As secondary volumes continue to grow exponentially, backing up, managing, and gaining insights from that data has never been more important for enterprises as it is today — especially if you think about disaster recovery, compliance, security and using that data to drive better customer experiences. But, as secondary data volumes continue to grow, so does another problem, which is mass data fragmentation, where data is so siloed (on-prem, in the cloud, and at the edge) that it’s nearly impossible to manage or derive insights from long term.
Mohit Aron, CEO of Cohesity (formerly co-founder and CTO of Nutanix), saw this mass data fragmentation problem years ago (2013) and created a true hyperconverged platform to directly address this issue — where customers can get rid of these data silos and easily manage backups, archives, analytics, testing and development, file shares, and object stores from a single pane of glass. This hyperconverged solution—available today—has changed the game in data management for scores of customers globally who are ditching legacy solutions in droves, embracing this more modern approach.
However, now, multiple vendors are desperately trying to also solve this data fragmentation problem by cobbling together a solution that they claim is hyperconverged secondary storage. Of course we’re flattered that they are finally embracing Mohit’s vision of hyperconverged secondary storage, but what they’ve come up with is really a mishmash of legacy products with a “semi-functional” management interface that is closer to “convergence” (circa 2009) than anything else.
Mass data fragmentation didn’t begin yesterday, and in fact has become more and more of a critical challenge over an extended period of time. Such a complex problem requires an authentic platform that is built from the ground up to not only bring these data silos together, but to make backup data and applications more productive—again—all from a single pane of glass. As you look to solve your mass data fragmentation challenges, we thought it would be helpful to provide a list of the top 10 questions you should ask vendors as you evaluate their claims of a hyperconverged secondary storage solution for your data.
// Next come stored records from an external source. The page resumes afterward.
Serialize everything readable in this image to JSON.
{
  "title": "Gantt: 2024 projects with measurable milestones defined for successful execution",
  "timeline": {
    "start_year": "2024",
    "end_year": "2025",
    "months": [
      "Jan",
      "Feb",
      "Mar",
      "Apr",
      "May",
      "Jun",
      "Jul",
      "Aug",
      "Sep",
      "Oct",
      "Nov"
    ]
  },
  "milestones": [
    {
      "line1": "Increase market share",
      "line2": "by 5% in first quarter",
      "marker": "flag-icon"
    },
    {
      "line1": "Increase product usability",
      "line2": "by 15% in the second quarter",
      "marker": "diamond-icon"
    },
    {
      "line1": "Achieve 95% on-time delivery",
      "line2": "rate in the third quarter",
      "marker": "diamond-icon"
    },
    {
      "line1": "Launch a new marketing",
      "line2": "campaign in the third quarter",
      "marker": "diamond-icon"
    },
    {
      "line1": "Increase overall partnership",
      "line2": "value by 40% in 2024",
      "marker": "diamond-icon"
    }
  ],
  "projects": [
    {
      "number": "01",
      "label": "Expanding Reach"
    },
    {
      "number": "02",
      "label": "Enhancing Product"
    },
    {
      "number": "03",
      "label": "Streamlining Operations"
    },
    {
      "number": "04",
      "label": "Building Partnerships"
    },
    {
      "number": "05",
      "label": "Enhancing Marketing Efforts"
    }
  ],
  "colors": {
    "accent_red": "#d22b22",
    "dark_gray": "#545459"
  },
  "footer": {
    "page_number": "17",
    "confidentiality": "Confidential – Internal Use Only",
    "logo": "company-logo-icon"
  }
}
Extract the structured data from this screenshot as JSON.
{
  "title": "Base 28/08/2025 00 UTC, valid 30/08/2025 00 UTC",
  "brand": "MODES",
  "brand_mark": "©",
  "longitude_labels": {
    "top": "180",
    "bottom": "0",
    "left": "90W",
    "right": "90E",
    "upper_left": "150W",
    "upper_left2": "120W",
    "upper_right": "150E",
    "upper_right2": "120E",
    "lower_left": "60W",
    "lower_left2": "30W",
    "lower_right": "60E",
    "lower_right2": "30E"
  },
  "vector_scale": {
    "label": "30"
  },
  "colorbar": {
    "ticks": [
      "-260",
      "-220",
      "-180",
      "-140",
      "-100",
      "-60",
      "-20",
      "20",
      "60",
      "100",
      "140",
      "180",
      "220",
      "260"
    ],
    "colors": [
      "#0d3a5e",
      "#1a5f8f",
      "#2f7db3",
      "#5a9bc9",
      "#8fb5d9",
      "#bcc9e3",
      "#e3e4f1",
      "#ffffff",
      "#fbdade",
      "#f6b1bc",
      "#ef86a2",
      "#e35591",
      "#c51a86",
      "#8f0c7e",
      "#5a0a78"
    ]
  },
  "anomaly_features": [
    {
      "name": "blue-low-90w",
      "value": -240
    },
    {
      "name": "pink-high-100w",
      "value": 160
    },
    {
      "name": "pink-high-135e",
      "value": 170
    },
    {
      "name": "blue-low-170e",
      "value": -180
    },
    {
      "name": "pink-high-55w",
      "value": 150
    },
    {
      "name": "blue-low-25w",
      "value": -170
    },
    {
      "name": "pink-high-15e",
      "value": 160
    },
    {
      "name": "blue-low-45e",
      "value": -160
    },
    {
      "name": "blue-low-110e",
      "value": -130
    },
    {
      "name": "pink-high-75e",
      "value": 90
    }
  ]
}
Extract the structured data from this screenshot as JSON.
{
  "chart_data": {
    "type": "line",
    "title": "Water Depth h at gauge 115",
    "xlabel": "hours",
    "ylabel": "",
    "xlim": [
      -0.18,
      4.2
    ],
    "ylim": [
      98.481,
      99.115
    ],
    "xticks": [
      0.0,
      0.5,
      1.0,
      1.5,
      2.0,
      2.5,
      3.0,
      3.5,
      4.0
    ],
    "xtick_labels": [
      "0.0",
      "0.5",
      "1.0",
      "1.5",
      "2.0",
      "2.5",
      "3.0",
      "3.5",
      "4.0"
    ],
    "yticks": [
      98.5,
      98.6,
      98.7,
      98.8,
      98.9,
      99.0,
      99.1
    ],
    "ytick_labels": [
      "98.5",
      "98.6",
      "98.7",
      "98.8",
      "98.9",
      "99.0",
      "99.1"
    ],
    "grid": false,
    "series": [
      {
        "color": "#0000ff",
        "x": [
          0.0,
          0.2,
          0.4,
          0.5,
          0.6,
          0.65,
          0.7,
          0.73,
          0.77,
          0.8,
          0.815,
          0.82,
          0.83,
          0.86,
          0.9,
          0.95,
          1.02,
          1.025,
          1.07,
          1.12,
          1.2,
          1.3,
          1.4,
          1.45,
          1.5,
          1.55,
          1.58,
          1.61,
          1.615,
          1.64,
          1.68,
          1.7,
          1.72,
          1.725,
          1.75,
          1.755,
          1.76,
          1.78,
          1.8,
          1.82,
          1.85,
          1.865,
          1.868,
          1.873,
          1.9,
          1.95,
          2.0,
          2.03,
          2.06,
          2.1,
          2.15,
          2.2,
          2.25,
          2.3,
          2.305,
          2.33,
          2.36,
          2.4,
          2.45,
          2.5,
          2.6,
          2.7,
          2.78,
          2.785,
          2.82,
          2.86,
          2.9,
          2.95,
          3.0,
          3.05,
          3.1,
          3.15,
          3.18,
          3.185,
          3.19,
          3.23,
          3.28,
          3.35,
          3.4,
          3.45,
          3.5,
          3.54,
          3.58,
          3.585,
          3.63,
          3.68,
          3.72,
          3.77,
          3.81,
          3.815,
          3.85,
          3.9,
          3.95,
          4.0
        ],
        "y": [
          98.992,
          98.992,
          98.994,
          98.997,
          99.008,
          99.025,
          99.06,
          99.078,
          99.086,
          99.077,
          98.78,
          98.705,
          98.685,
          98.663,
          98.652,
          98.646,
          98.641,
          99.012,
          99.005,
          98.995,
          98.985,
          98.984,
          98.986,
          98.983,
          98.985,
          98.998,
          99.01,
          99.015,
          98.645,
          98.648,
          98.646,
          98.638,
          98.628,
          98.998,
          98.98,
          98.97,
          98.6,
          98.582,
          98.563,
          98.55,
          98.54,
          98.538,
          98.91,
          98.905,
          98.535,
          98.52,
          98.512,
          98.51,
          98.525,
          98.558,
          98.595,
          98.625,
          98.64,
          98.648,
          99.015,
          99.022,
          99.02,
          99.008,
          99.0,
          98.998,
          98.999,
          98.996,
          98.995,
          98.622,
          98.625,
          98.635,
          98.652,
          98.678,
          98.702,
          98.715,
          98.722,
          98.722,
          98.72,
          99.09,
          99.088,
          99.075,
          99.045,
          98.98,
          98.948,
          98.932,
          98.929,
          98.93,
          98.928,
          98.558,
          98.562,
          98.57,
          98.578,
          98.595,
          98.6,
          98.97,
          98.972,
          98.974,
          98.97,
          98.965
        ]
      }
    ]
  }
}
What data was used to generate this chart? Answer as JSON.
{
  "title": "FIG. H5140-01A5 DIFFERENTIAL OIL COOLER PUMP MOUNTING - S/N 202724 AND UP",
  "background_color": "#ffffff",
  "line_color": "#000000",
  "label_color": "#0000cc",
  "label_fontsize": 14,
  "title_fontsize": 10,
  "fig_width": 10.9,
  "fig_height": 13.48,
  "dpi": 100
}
- Resiliency – Starting from the infrastructure layer that continues to be ignored for secondary workloads. Resiliency is one of the most important aspects in organizations that run 24 x 7 operations. A failure in backup because of a failed node or backup/master server could mean a missed SLA and that increases risks for the business exponentially. Other workloads like test/dev, analytics, file/object etc. are even more sensitive to failure. Start by asking – is the solution resilient and highly available? Will any failure in the cluster/solution result in a failed backup or a secondary workload?
- Deduplication – As you consolidate multiple (and different types) of secondary workloads on the platform, ask if the solution employs global, and variable-block (sliding-window) deduplication for maximizing space efficiency across many different workload types that are categorized as secondary? Or is it limited to a fixed block implementation? Or is it limited within a specific type of content?
- Indexing – For visibility, compliance, and ease of restore, does the solution natively (without requiring any external software) perform global indexing across use cases, such that it makes files and content inside files searchable across workloads, clusters and locations through a single UI?
- Snapshots and clones – Not all snapshots and clones are created equal. Does the solution have native data protection that works across heterogeneous systems? Does it have the necessary technology to perform unlimited snapshots? Are these snapshots fully hydrated or are they chain-based? Can these snapshots be used to instantly restore/clone many workloads or volumes of data simultaneously, or is the solution limited to perform these at a small scale?
- Scale – Does the vendor limit the scale discussion to how many nodes they can scale? Or do their snapshot, restores, deduplication, indexing etc. scale without limits and silos just as the number of nodes?
- Management – Manageability is a key challenge not only for fragmented solutions but also for hyperconverged solutions that have multiple components converged into a single GUI, which may end up making the GUI incomplete or unusable. Moreover, with the increasing use of automation in modern IT, every system needs to be programmable. Does the vendor employ an API-driven architecture and have a global, modern, and intuitive management interface which doesn’t sacrifice functionality for simplicity? Does this management use modern machine learning algorithms to eliminate management?
- Apps close to data – Many secondary use cases require copies of data to be provisioned for use. This can result in unnecessary data movement as well as wasted time and resources in creating the copies, exacerbating the mass data fragmentation problem. Does the solution allow bringing apps close to data by providing authorized access to clones of data in place?
- Cloud-native & Support for Modern workloads – Cloud is part of every CIO’s IT strategy, but it also is one of the greatest contributors to mass data fragmentation. Does the solution natively integrate with the leading cloud providers and provide a single platform that spans across on-premises and public cloud? Does it support backing up modern applications like NoSQL databases, distributed file systems and SaaS?
- Eliminating silos or creating silos? – Does the solution deliver the core functionalities (specified above) required for eliminating mass data fragmentation? Does it natively support modern applications like NoSQL databases, distributed file systems and cloud native applications? Or does it rely on other vendors?
- Modern world class support – While it is independent of the type of solution a vendor provides, customers should definitely check if the vendor provides a scalable support model driven by machine learning with a high NPS score.
As you embark on your journey to get data proliferation under control, the above questions will help you find the right solution to solve mass data fragmentation in your data center.